According to the presentation, Pain Guardian is a fraud, waste, and abuse clinical program. The researchers evaluated the effectiveness of this program by analyzing pharmacy claims data.
Dr Taddei-Allen and colleagues conducted a retrospective study using opioid pharmacy claims data from 2014 and 2015. Study participants included WellDyneRx members aged at least 18 years who were enrolled in a prescription plan and paid pharmacy claims for opioids.

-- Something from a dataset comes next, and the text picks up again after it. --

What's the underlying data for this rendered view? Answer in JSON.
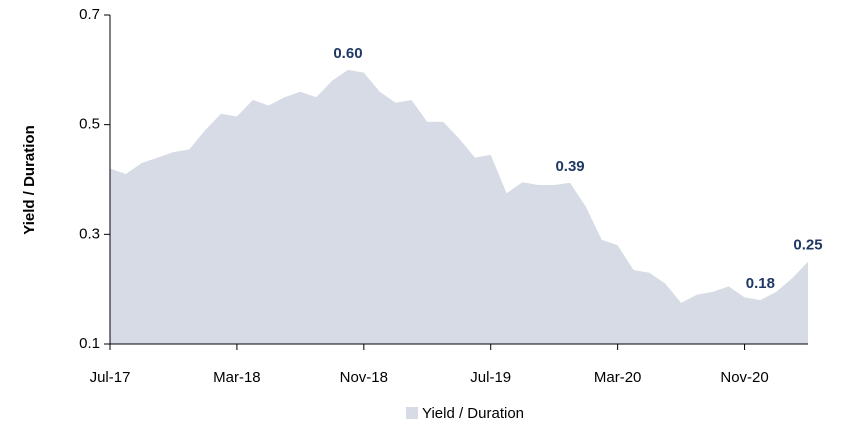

They identified opioid users and compared claims data from before and after Pain Guardian implementation for patients with utilization greater than 30, 90, and 180 days. Patients were also assigned risk scores based on a variety of factors, which were compared before and after implementation of the program.
Study results showed that patients with at least one opioid prescription decreased by 12% between 2014 and 2015, from 3701 unique opioid utilizers to 3250 (P < .001). Furthermore, the proportion of long-term opioid users decreased significantly. Results showed that 30-day users decreased by 27%, 90-day users decrease by 36%, and 180-day users decreased by 36% (P < .001).
The researchers also found that there was a 19% reduction in patients who exceeded the risk score target and a 19% decrease in the price per user per month.
“Using a multi-faceted and multi-pronged approach for opioid management, as opposed to a one-size-fits-all approach, results in the best patient and payer outcomes,” Dr Taddei-Allen and colleagues concluded. “Strategies, such as prior authorization, quantity level limits, pharmacy lock-in, and retrospective drug utilization review, result not only in a decrease in use of opioids, but also mitigate the number of patients exceeding an opioid risk score target.”